What is Object Detection?
Object detection refers to the task of localizing an object in an image and assigning its attributes (classification). In various projects at DataHunt, it is necessary to not only classify the general attributes of an object, but also to provide its location in the image, and depending on the situation, the attribute may not be a single attribute such as"animal type" but a variety of attributes such as "animal type," "color," "pose," etc.
For example, the attribute of an object in a photo is not only "dog," but also the position of the animal is"center," the pose of the animal is "sitting," and the color is "white," and so on.
Specific data labeling captures and assigns common attributes to the puppet in the sitting position as shown in the photo above.Labeling various object detection tasks is a necessary process to introduce AI in various fields such as fashion, construction, and healthcare, not just autonomous driving, which is receiving a lot of attention these days.
Why YOLO as a topic?
One of the biggest advantages of DataHunt is that it utilizes AI models to help workers become more efficient when processing data.
We need to think a lot about the AI models that help our workers be more efficient, because even if they deliver labels quickly, if they are inaccurate, they will need to be corrected later, and even if they are as accurate as possible, if they take too long to deliver, they won't help us be more efficient.
So, among the many object detection models, we needed to find one that balanced speed and accuracy, which led us to YOLO.
How does YOLO perform in terms of both speed and accuracy compared to other models? YOLO has made a lot of improvements from v1 to v5 and is still improving. In this article, we'll review the core concepts that run through the YOLO v1 and later series, along with their differences from other models, pros and cons.
All models in the R-CNN family that are categorized as two-stage detectors are tasked with creating a set of candidate regions across many areas of the image and predicting Objectness, object regions, and classes for each region.
The advantage is that the latter part of the process is computationally intensive and performed serially, making it more accurate. The downside is that it's also slower.

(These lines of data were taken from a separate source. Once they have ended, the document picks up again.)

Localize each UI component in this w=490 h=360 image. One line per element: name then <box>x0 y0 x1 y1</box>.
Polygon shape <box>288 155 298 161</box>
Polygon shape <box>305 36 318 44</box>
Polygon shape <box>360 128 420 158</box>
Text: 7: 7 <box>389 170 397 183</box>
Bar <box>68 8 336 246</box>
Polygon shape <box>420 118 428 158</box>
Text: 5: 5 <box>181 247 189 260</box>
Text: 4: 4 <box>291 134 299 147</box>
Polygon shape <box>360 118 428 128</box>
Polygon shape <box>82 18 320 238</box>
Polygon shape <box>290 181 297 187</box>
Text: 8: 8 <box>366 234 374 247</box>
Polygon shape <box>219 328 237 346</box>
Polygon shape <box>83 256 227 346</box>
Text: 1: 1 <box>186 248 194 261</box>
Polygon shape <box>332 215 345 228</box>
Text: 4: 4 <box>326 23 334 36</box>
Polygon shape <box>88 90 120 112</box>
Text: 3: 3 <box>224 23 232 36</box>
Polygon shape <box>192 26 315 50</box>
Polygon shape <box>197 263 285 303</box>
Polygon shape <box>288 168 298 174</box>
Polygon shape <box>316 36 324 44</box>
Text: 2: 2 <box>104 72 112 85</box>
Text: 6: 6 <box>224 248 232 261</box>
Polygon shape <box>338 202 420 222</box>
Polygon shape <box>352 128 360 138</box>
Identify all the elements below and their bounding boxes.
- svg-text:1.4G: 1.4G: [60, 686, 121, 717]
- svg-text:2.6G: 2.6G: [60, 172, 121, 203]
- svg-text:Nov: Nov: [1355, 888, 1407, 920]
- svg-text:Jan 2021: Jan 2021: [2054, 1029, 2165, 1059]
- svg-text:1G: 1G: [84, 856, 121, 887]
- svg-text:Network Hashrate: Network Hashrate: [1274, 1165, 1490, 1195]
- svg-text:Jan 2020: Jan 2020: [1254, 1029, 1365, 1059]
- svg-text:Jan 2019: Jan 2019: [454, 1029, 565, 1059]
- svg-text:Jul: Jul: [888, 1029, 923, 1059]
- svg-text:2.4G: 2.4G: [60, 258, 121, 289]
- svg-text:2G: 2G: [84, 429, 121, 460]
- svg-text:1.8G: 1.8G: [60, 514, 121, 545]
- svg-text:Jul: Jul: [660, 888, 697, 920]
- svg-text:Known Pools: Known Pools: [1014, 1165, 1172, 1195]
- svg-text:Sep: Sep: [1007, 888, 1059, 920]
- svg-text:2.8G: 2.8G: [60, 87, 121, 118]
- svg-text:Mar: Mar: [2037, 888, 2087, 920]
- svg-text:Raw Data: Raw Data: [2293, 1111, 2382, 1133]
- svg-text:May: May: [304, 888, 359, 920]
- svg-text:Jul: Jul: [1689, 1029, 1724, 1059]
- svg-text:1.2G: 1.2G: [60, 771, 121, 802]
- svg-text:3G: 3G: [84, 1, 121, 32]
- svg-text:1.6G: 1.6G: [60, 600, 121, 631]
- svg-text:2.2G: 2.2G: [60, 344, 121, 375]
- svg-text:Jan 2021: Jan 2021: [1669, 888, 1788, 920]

To improve the above speed issue, YOLO proposed the structure of One-stage Detector. Since the feature map from Backbone acts as a grid cut of the original image, the rest of the work, including the presence or absence of objects in each grid, can be performed without the need to generate candidate regions.
You can think of this as being possible because the convolutional operation across the network is spatially-invariant.
In other words, the relative positions of the pixels in the image don't change when the computation is performed, so if Jisu and Jae-yoon are sitting next to me, it doesn't matter how many times I change offices and move, Jisu and Jae-yoon will still be sitting next to me.
Predict at Once
As you can see in the figure above, YOLO uses the last layer to infer all the information at once, which is shown in the figure below.
Define regions with different sizes and proportions in each grid (called anchors) in advance, and infer the location, size (x, y, w,h), and objectness of the region based on the number of anchors.
Separately, we design a way to categorize the classes of objects in the region covered by those anchors. With this structure, YOLO is organized to obtain the desired information (region location, objectness, and class) in one step.
While the two-stage structure computes this process separately for each region candidate, in YOLO, the number of results to be inferred changes from the number of regions to the number of lattices. And since regions are usually designed in 1k units, while lattices are created in10s and 100s of units, the computation speed can be significantly reduced.
Advantages and disadvantages of the YOLO model
This is a brief overview of the YOLO model. As mentioned, the above content will be common to the rest of the series without much change, so it is necessary to point out the features, advantages, and disadvantages of the YOLO model summarized earlier.
- Fast compared to two-stage
- Low positive error on background.
- Poor detection performance for small objects.
- Performance on overlapping objects is somewhat poor.
In the end, YOLO is a model that achieves faster inference at the cost of slightly lower accuracy. However, the speed gain is enough to offset the slight decrease in accuracy. It has already been utilized in various real-world services, and a number of structures have been proposed and published in the YOLO series to improve the above shortcomings, which we will cover in a later post.